问题
I want to find collocates of a word in text strings. A word's collocates are those words that co-occur with it either preceding or following it. Here's a made-up example:
GO <- c("This little sentence went on and on.",
"It was going on for quite a while.",
"In fact it has been going on for ages.",
"It still goes on.",
"It would go on even if it didn't.")
Let's say I'm interested in the words collocating with the lemma GO including all the forms the verb 'go' can take, namely 'go', 'went', 'gone', 'goes', and 'going', and I want to extract both collocates on the left and the right of GO using str_extract
from package stringr
and assemble the collocates in a dataframe. This is all well as far as single-word collocates are concerned.
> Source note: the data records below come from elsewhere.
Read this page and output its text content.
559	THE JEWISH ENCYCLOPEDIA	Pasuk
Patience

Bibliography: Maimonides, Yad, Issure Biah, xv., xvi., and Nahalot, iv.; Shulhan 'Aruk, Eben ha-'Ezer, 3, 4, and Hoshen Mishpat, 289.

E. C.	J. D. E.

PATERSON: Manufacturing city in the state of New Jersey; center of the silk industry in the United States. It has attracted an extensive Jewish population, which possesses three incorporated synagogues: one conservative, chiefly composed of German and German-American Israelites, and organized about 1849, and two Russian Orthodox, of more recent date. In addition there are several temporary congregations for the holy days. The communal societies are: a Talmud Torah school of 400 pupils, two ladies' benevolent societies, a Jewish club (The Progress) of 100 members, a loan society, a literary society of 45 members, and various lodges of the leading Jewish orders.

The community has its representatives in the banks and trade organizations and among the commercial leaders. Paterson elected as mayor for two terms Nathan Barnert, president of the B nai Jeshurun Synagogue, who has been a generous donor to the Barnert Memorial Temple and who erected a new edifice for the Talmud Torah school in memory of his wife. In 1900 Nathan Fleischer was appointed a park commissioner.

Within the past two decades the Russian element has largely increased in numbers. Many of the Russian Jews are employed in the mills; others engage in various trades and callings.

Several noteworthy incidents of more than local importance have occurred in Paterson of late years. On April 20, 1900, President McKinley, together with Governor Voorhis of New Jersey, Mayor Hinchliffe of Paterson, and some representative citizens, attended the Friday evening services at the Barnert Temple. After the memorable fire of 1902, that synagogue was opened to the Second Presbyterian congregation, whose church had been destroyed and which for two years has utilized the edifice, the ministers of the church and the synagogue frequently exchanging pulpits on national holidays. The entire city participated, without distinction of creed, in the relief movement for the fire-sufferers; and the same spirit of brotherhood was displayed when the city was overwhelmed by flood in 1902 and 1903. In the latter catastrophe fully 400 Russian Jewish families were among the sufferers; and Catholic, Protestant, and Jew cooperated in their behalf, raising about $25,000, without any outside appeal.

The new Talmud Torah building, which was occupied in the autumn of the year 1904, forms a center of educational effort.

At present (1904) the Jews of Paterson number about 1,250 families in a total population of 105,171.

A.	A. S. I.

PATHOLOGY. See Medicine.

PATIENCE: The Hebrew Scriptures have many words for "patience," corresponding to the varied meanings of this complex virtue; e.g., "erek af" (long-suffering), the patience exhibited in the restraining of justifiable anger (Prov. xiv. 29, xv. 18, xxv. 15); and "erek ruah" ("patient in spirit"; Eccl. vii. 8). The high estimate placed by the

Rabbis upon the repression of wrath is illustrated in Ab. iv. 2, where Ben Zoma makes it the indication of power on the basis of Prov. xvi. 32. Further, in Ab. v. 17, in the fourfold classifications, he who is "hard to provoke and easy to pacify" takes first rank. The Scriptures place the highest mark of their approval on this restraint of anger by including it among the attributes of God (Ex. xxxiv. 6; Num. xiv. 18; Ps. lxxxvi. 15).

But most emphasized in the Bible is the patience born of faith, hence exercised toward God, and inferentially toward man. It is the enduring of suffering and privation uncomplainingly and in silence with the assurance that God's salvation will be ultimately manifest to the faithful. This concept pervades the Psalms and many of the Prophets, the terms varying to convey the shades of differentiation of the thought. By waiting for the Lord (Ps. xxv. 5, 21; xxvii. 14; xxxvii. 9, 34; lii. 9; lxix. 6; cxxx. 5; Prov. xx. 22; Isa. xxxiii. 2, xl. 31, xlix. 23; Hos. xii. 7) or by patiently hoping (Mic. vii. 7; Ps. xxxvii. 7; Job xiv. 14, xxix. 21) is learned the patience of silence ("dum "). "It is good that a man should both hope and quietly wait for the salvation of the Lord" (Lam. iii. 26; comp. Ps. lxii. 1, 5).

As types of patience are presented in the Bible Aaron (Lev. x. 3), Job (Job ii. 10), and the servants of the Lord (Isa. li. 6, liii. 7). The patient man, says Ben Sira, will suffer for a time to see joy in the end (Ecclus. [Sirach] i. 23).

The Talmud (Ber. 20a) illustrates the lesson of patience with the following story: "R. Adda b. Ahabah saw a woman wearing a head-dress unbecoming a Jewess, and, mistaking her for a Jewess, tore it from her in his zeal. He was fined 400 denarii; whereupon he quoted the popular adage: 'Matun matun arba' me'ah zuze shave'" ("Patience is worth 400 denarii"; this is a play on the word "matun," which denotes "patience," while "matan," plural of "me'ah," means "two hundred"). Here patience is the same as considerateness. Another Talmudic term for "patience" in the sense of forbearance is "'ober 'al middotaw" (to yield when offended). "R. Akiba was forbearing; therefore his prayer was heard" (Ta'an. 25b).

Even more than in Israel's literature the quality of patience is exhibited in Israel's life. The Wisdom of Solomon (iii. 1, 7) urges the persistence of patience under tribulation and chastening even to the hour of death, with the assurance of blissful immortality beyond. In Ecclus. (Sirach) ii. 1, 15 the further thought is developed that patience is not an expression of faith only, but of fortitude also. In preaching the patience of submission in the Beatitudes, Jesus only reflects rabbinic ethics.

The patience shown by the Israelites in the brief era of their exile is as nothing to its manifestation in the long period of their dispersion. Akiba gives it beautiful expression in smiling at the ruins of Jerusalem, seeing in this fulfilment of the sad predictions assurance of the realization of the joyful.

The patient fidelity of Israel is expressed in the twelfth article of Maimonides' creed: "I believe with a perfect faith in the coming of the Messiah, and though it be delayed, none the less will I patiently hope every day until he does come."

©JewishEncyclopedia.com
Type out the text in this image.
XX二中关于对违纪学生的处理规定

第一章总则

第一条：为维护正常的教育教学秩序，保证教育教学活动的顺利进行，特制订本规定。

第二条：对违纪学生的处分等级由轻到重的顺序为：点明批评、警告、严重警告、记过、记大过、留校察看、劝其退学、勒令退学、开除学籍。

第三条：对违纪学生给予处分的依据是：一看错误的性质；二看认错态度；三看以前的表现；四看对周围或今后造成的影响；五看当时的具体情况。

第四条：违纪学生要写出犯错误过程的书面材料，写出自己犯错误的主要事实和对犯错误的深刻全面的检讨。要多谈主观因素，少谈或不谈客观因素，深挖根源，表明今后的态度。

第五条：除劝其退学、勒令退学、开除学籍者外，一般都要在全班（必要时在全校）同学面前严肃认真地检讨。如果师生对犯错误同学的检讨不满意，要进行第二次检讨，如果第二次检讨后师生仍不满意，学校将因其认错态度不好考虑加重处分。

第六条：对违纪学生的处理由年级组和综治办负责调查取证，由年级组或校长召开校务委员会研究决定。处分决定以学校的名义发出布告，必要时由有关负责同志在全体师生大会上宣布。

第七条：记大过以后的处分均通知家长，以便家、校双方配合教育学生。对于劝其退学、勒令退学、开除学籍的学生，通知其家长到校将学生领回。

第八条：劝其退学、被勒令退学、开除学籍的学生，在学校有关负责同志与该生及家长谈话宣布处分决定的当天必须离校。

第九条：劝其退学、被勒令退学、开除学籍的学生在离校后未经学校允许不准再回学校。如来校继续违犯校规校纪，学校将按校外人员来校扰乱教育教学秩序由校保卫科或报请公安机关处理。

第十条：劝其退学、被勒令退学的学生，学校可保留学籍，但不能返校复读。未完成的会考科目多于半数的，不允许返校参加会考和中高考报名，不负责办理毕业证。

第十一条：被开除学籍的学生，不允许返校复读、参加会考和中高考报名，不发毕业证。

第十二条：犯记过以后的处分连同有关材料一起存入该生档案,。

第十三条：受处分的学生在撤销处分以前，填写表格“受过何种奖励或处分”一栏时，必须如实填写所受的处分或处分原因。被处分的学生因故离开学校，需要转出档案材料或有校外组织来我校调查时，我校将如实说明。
I can do it like this:
collocates <- data.frame(
Left = str_extract(GO, "\\w+\\b\\s(?=(go(es|ing|ne)?|went))"),
Node = str_extract(GO, "go(es|ing|ne)?|went"),
Right = str_extract(GO, "(?<=go(es|ing|ne)?|went)\\s\\w+\\b"))
That's the result:
collocates
Left Node Right
1 sentence went on
2 was going on
3 been going on
4 still goes on
5 would go on
But I'm interested not just in the one word before and after GO but, say, in up to three words before and after GO. Now using quantifier expressions gets me closer to the desired result but not quite there:
collocates <- data.frame(
Left = str_extract(GO, "(\\w+\\b\\s){0,3}(?=(go(es|ing|ne)?|went))"),
Node = str_extract(GO, "go(es|ing|ne)?|went"),
Right = str_extract(GO, "(?<=go(es|ing|ne)?|went)(\\s\\w+\\b){0,3}"))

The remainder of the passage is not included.